Browse Faster, Better

Windows 8 comes with a new version of Internet Explorer 10. This will also be available on Windows 7, but not Vista (which doesn’t have enough people to make it worthwhile writing a new browser for) or Windows XP (which doesn’t have the support for hardware accelerating the entire browser). On Windows 8 you’ll get the benefit of the general performance improvements as well as the improvements in the browser – and the far better standards support.

We used a mix of Web browsing benchmarks measuring different features in IE 10 on Windows 8, compared to IE 9 on Windows 7 (there is a preview version of IE 10 for Windows 7 but it’s an older version than the one in the Consumer Preview, so we haven’t included those results).

Sunspider and V8 both measure the speed of the JavaScript engine in the browser. IE uses an engine called Chakra that uses the second core on a multi-core processor to run the JavaScript code in a  Web page while the first core is dealing with the other parts of the page (like images and text layout). These benchmarks just look at JavaScript speed, but in a real Web page the improvements might be more noticeable. The Canvas test looks at how quickly the browser can display images in the canvas element; the improved hardware acceleration in IE 10 really pays off here.
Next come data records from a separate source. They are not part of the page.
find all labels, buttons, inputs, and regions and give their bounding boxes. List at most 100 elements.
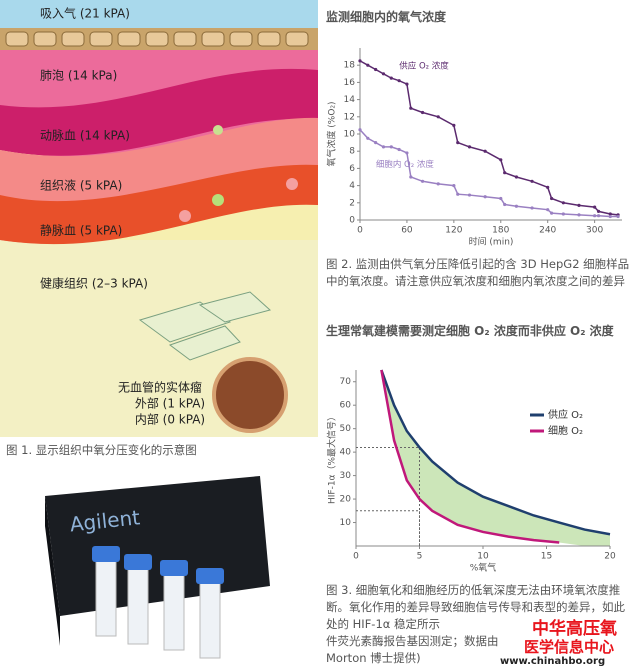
point xyxy=(467,193,472,197)
y-tick-label: 60 xyxy=(340,401,352,411)
caption-text: 件荧光素酶报告基因测定；数据由 xyxy=(326,634,499,648)
point xyxy=(366,63,370,67)
cell-dot xyxy=(212,194,224,206)
point xyxy=(546,208,550,212)
label: 无血管的实体瘤 xyxy=(118,380,202,395)
point xyxy=(596,209,601,213)
y-tick-label: 14 xyxy=(344,95,356,105)
x-tick-label: 180 xyxy=(492,226,509,236)
y-tick-label: 20 xyxy=(340,495,352,505)
point xyxy=(436,115,440,119)
point xyxy=(452,184,456,188)
legend-label: 细胞 O₂ xyxy=(548,424,583,437)
point xyxy=(397,79,401,83)
figure-caption: 图 1. 显示组织中氧分压变化的示意图 xyxy=(6,443,197,457)
point xyxy=(420,110,425,115)
x-tick-label: 20 xyxy=(604,552,616,562)
series-label: 供应 O₂ 浓度 xyxy=(399,61,449,72)
y-tick-label: 8 xyxy=(349,147,355,157)
point xyxy=(389,76,393,80)
y-tick-label: 18 xyxy=(344,61,356,71)
point xyxy=(593,214,597,218)
artery xyxy=(0,68,318,156)
point xyxy=(593,205,597,209)
point xyxy=(530,179,534,183)
y-tick-label: 70 xyxy=(340,377,352,387)
y-tick-label: 10 xyxy=(344,130,356,140)
y-tick-label: 30 xyxy=(340,471,352,481)
x-tick-label: 300 xyxy=(586,226,603,236)
point xyxy=(577,213,581,217)
vein xyxy=(0,164,318,245)
point xyxy=(358,128,362,132)
point xyxy=(577,203,581,207)
chart: 10 20 30 40 50 60 70 0 5 10 15 20 %氧气 HIF-1α（%最大信号） 供应… xyxy=(326,369,616,574)
y-tick-label: 0 xyxy=(349,216,355,226)
point xyxy=(405,82,409,86)
point xyxy=(561,212,565,216)
point xyxy=(483,149,487,153)
product-photo: Agilent xyxy=(0,466,318,672)
point xyxy=(561,201,565,205)
point xyxy=(420,179,425,183)
point xyxy=(550,211,554,215)
x-tick-label: 10 xyxy=(477,552,489,562)
watermark: 中华高压氧 xyxy=(532,619,617,639)
caption-text: Morton 博士提供) xyxy=(326,651,421,665)
y-tick-label: 2 xyxy=(349,198,355,208)
point xyxy=(409,106,413,110)
series-line xyxy=(380,369,560,544)
watermark: 医学信息中心 xyxy=(524,638,615,656)
point xyxy=(381,72,386,76)
x-tick-label: 0 xyxy=(357,226,363,236)
x-tick-label: 60 xyxy=(401,226,413,236)
cell-dot xyxy=(179,210,191,222)
point xyxy=(374,141,378,145)
label: 吸入气 (21 kPA) xyxy=(40,6,130,21)
y-tick-label: 40 xyxy=(340,448,352,458)
label: 静脉血 (5 kPA) xyxy=(40,223,122,238)
figure-caption: 图 2. 监测由供气氧分压降低引起的含 3D HepG2 细胞样品中的氧浓度。请… xyxy=(326,257,630,288)
label: 动脉血 (14 kPA) xyxy=(40,128,130,143)
x-tick-label: 5 xyxy=(417,552,423,562)
oxygen-illustration: 吸入气 (21 kPA) 肺泡 (14 kPa) 动脉血 (14 kPA) 组织… xyxy=(0,0,318,437)
point xyxy=(456,192,460,196)
cell-dot xyxy=(286,178,298,190)
point xyxy=(436,182,440,186)
point xyxy=(456,141,460,145)
point xyxy=(397,147,401,152)
point xyxy=(405,151,409,155)
point xyxy=(366,136,370,140)
air xyxy=(0,0,318,28)
tubes xyxy=(92,546,224,659)
point xyxy=(483,195,487,199)
series-line xyxy=(359,60,619,216)
point xyxy=(596,214,601,218)
series-line xyxy=(380,369,611,536)
point xyxy=(499,196,503,201)
figure-caption: 图 3. 细胞氧化和细胞经历的低氧深度无法由环境氧浓度推断。氧化作用的差异导致细… xyxy=(326,582,634,667)
caption-text: 图 3. 细胞氧化和细胞经历的低氧深度无法由环境氧浓度推断。氧化作用的差异导致细… xyxy=(326,583,625,631)
series-line xyxy=(359,129,619,218)
point xyxy=(503,202,507,207)
tumor xyxy=(212,357,288,433)
healthy-cells xyxy=(138,291,272,361)
watermark: www.chinahbo.org xyxy=(500,656,606,667)
y-tick-label: 12 xyxy=(344,112,355,122)
x-axis-label: 时间 (min) xyxy=(469,236,514,248)
label: 肺泡 (14 kPa) xyxy=(40,69,117,83)
y-tick-label: 50 xyxy=(340,424,352,434)
y-axis-label: HIF-1α（%最大信号） xyxy=(326,412,338,504)
cell-dot xyxy=(213,125,223,135)
y-tick-label: 4 xyxy=(349,181,355,191)
label: 健康组织 (2–3 kPA) xyxy=(40,276,148,291)
point xyxy=(546,185,550,189)
series-label: 细胞内 O₂ 浓度 xyxy=(376,159,435,170)
point xyxy=(514,175,519,179)
y-axis-label: 氧气浓度 (%O₂) xyxy=(326,101,338,166)
point xyxy=(374,67,378,72)
y-tick-label: 6 xyxy=(349,164,355,174)
point xyxy=(608,214,612,219)
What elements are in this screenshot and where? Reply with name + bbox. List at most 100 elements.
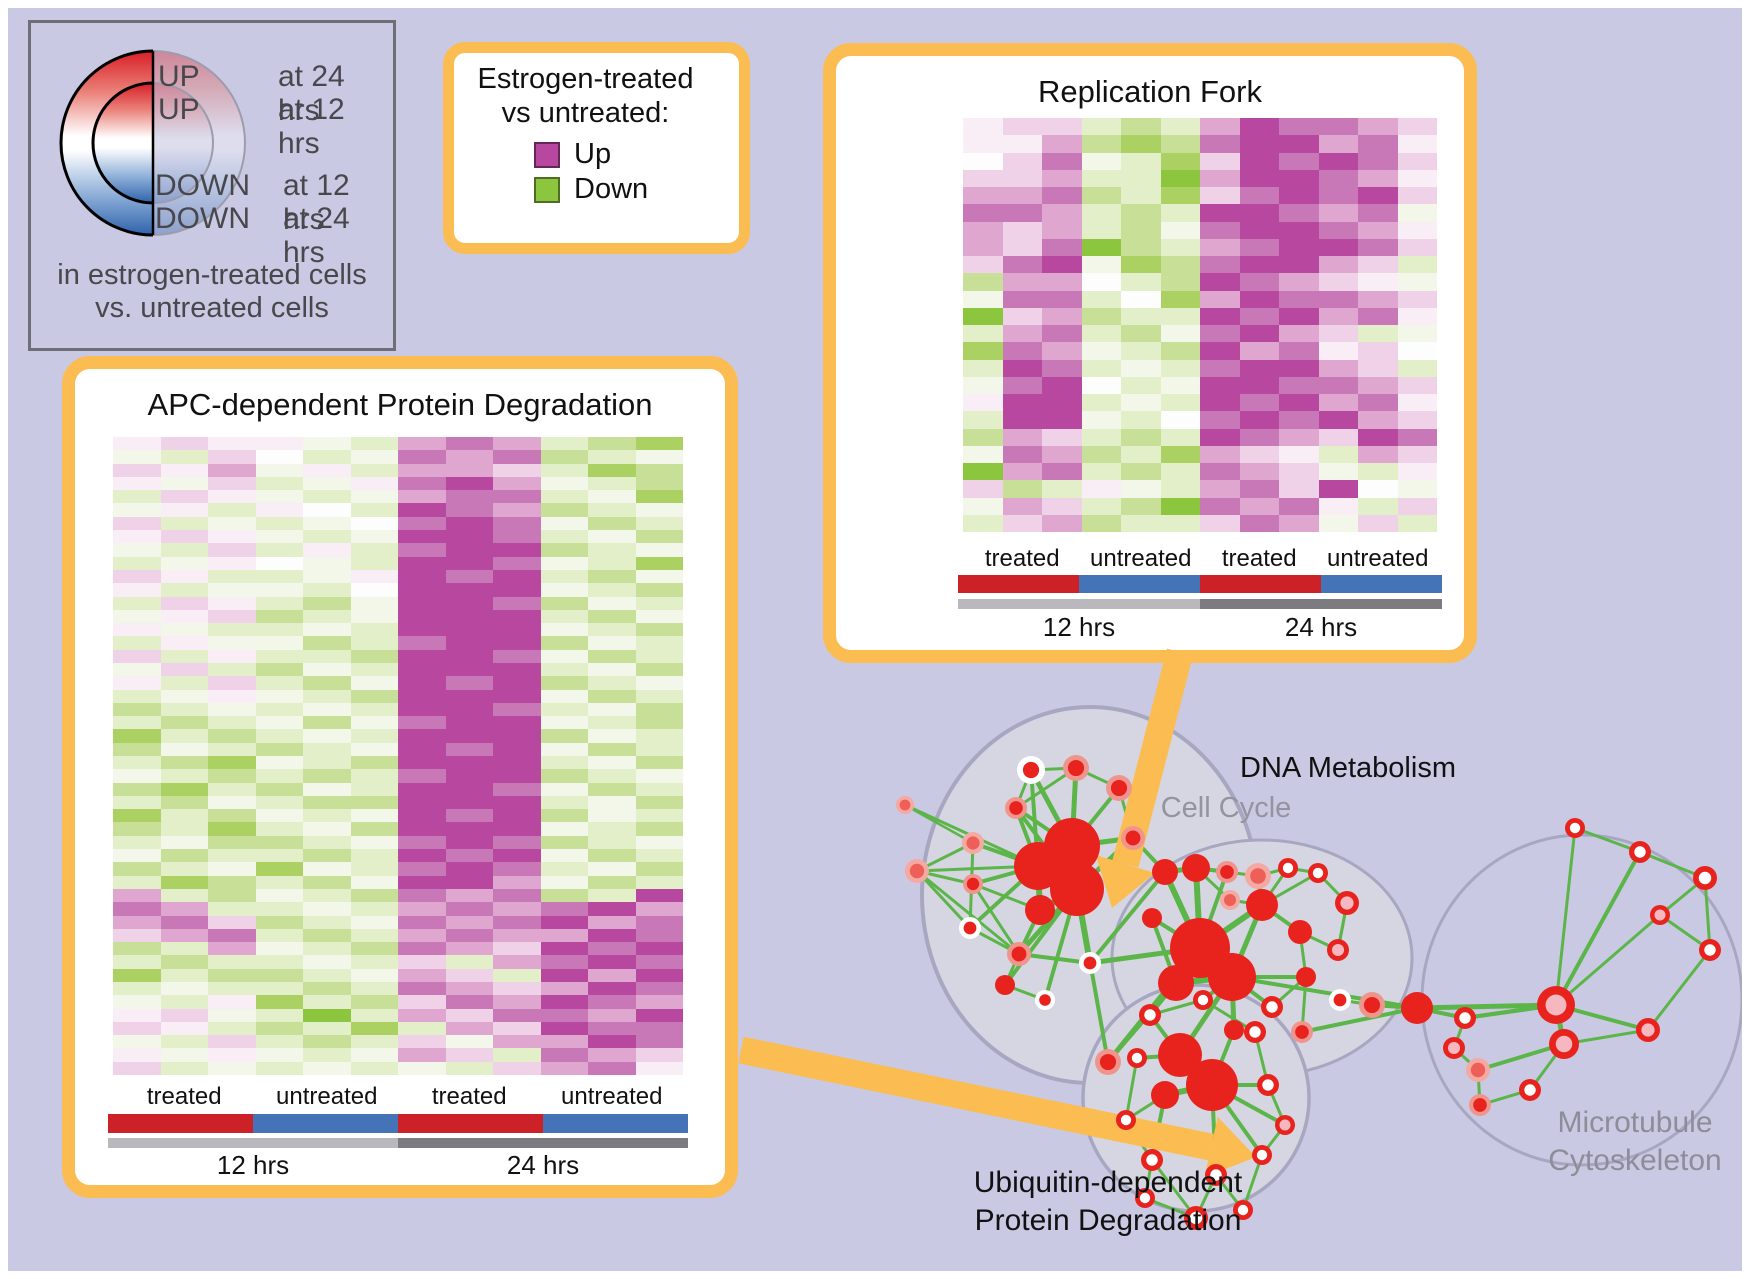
heatmap-cell — [1042, 445, 1082, 463]
heatmap-cell — [113, 1048, 161, 1062]
heatmap-cell — [255, 888, 303, 903]
heatmap-cell — [1160, 394, 1200, 412]
rf-group-treated-24: treated — [1221, 545, 1297, 572]
heatmap-cell — [1397, 204, 1437, 222]
heatmap-cell — [963, 169, 1003, 187]
heatmap-cell — [540, 875, 588, 889]
network-edge — [1574, 826, 1641, 854]
heatmap-cell — [1397, 428, 1437, 446]
heatmap-cell — [208, 689, 256, 703]
heatmap-cell — [1121, 290, 1161, 308]
heatmap-cell — [963, 152, 1003, 170]
heatmap-cell — [1081, 325, 1121, 343]
heatmap-cell — [398, 1008, 446, 1022]
heatmap-cell — [635, 649, 683, 663]
heatmap-cell — [208, 862, 256, 876]
heatmap-cell — [540, 795, 588, 810]
heatmap-cell — [1397, 376, 1437, 394]
heatmap-cell — [350, 995, 398, 1009]
heatmap-cell — [493, 822, 541, 836]
heatmap-cell — [255, 450, 303, 464]
network-edge — [1646, 949, 1712, 1031]
network-node-core — [1144, 1009, 1156, 1021]
heatmap-cell — [1121, 256, 1161, 274]
heatmap-cell — [113, 1061, 161, 1075]
heatmap-cell — [208, 490, 256, 504]
heatmap-cell — [1042, 428, 1082, 446]
heatmap-cell — [208, 729, 256, 743]
heatmap-cell — [963, 428, 1003, 446]
heatmap-cell — [635, 716, 683, 730]
heatmap-cell — [1318, 135, 1358, 153]
heatmap-cell — [540, 756, 588, 770]
heatmap-cell — [540, 662, 588, 677]
heatmap-cell — [255, 676, 303, 690]
apc-bar-treated-12 — [108, 1114, 253, 1133]
heatmap-cell — [445, 609, 493, 624]
apc-label-12hrs: 12 hrs — [216, 1150, 290, 1180]
heatmap-cell — [1002, 428, 1042, 446]
network-node-core — [1250, 868, 1266, 884]
heatmap-cell — [1279, 445, 1319, 463]
heatmap-cell — [635, 968, 683, 982]
network-node — [1050, 862, 1104, 916]
heatmap-cell — [1200, 307, 1240, 325]
heatmap-cell — [350, 583, 398, 597]
heatmap-cell — [1121, 359, 1161, 377]
heatmap-cell — [398, 928, 446, 943]
heatmap-cell — [1358, 497, 1398, 515]
heatmap-cell — [1318, 325, 1358, 343]
heatmap-cell — [635, 623, 683, 637]
heatmap-cell — [1081, 273, 1121, 291]
heatmap-cell — [963, 290, 1003, 308]
heatmap-cell — [1042, 273, 1082, 291]
heatmap-cell — [160, 649, 208, 663]
heatmap-cell — [350, 649, 398, 663]
heatmap-cell — [1042, 290, 1082, 308]
heatmap-cell — [540, 609, 588, 624]
heatmap-cell — [398, 968, 446, 982]
heatmap-cell — [445, 623, 493, 637]
heatmap-cell — [493, 915, 541, 929]
heatmap-cell — [255, 662, 303, 677]
heatmap-cell — [1042, 325, 1082, 343]
heatmap-cell — [588, 716, 636, 730]
heatmap-cell — [1160, 273, 1200, 291]
heatmap-cell — [493, 623, 541, 637]
heatmap-cell — [493, 609, 541, 624]
heatmap-cell — [588, 875, 636, 889]
heatmap-cell — [113, 942, 161, 956]
heatmap-cell — [1318, 359, 1358, 377]
heatmap-cell — [445, 769, 493, 783]
heatmap-cell — [303, 543, 351, 557]
network-edge — [1231, 975, 1418, 1010]
heatmap-cell — [588, 756, 636, 770]
heatmap-cell — [350, 756, 398, 770]
heatmap-cell — [398, 875, 446, 889]
heatmap-cell — [208, 702, 256, 717]
heatmap-cell — [445, 981, 493, 996]
heatmap-cell — [303, 476, 351, 491]
heatmap-cell — [255, 1061, 303, 1075]
rf-label-12hrs: 12 hrs — [1042, 612, 1116, 642]
heatmap-cell — [303, 729, 351, 743]
estrogen-legend-box: Estrogen-treated vs untreated: Up Down — [443, 42, 750, 254]
heatmap-cell — [540, 809, 588, 823]
heatmap-cell — [1318, 394, 1358, 412]
heatmap-cell — [445, 530, 493, 544]
heatmap-cell — [1279, 238, 1319, 256]
ubiquitin-label: Ubiquitin-dependent Protein Degradation — [938, 1164, 1278, 1240]
heatmap-cell — [588, 968, 636, 982]
heatmap-cell — [208, 809, 256, 823]
heatmap-cell — [540, 689, 588, 703]
heatmap-cell — [1160, 359, 1200, 377]
updown-time-1: at 24 hrs — [278, 60, 345, 127]
heatmap-cell — [1279, 342, 1319, 360]
heatmap-cell — [398, 995, 446, 1009]
heatmap-cell — [1121, 342, 1161, 360]
heatmap-cell — [1002, 135, 1042, 153]
heatmap-cell — [635, 928, 683, 943]
heatmap-cell — [1002, 273, 1042, 291]
apc-bar-untreated-24 — [543, 1114, 688, 1133]
heatmap-cell — [1160, 376, 1200, 394]
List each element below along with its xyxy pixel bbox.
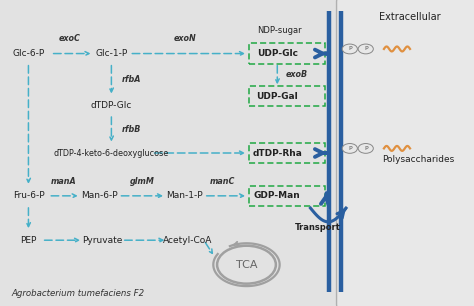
Text: dTDP-Rha: dTDP-Rha xyxy=(252,148,302,158)
Text: rfbB: rfbB xyxy=(122,125,141,134)
Text: Fru-6-P: Fru-6-P xyxy=(13,191,44,200)
Text: exoB: exoB xyxy=(286,70,308,80)
Text: P: P xyxy=(348,146,352,151)
Text: Pyruvate: Pyruvate xyxy=(82,236,122,245)
Text: Acetyl-CoA: Acetyl-CoA xyxy=(163,236,212,245)
Circle shape xyxy=(358,44,374,54)
Circle shape xyxy=(217,246,276,284)
Text: Polysaccharides: Polysaccharides xyxy=(382,155,454,164)
Circle shape xyxy=(342,44,357,54)
Text: PEP: PEP xyxy=(20,236,36,245)
FancyBboxPatch shape xyxy=(337,0,474,306)
Text: Agrobacterium tumefaciens F2: Agrobacterium tumefaciens F2 xyxy=(12,289,145,298)
Text: Man-6-P: Man-6-P xyxy=(81,191,118,200)
Text: NDP-sugar: NDP-sugar xyxy=(257,26,302,35)
Text: exoC: exoC xyxy=(59,34,81,43)
Text: exoN: exoN xyxy=(174,34,197,43)
Text: dTDP-Glc: dTDP-Glc xyxy=(91,101,132,110)
Text: P: P xyxy=(364,146,367,151)
Text: glmM: glmM xyxy=(130,177,155,186)
Circle shape xyxy=(342,144,357,153)
Text: Extracellular: Extracellular xyxy=(379,12,441,22)
Text: Glc-1-P: Glc-1-P xyxy=(95,49,128,58)
Text: rfbA: rfbA xyxy=(121,75,141,84)
Text: manA: manA xyxy=(51,177,77,186)
Text: Transport: Transport xyxy=(295,223,340,233)
Text: manC: manC xyxy=(210,177,235,186)
Text: UDP-Gal: UDP-Gal xyxy=(256,92,298,101)
Text: Man-1-P: Man-1-P xyxy=(166,191,203,200)
Text: UDP-Glc: UDP-Glc xyxy=(257,49,298,58)
Text: dTDP-4-keto-6-deoxyglucose: dTDP-4-keto-6-deoxyglucose xyxy=(54,148,169,158)
Text: TCA: TCA xyxy=(236,260,257,270)
Text: Glc-6-P: Glc-6-P xyxy=(12,49,45,58)
Circle shape xyxy=(358,144,374,153)
Text: P: P xyxy=(364,47,367,51)
Text: P: P xyxy=(348,47,352,51)
Text: GDP-Man: GDP-Man xyxy=(254,191,301,200)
Microsoft has a site full of performance tests; Speedread displays letters on screen like an old-fashioned departure board, measuring JavaScript speed and graphics rendering. IE 10 finishes the test faster and it draws the characters on screen faster.

 Webvizbench and Microsoft’s own IE Fishbowl benchmarks measure the speed of a mix of HTML5 features including video playback, sound and animation. Webvizbench records a general score and also shows the average frames per second the browser displays. For the IE Fishbowl test we measured how many fish the browser could display without dropping the display speed below 60fps.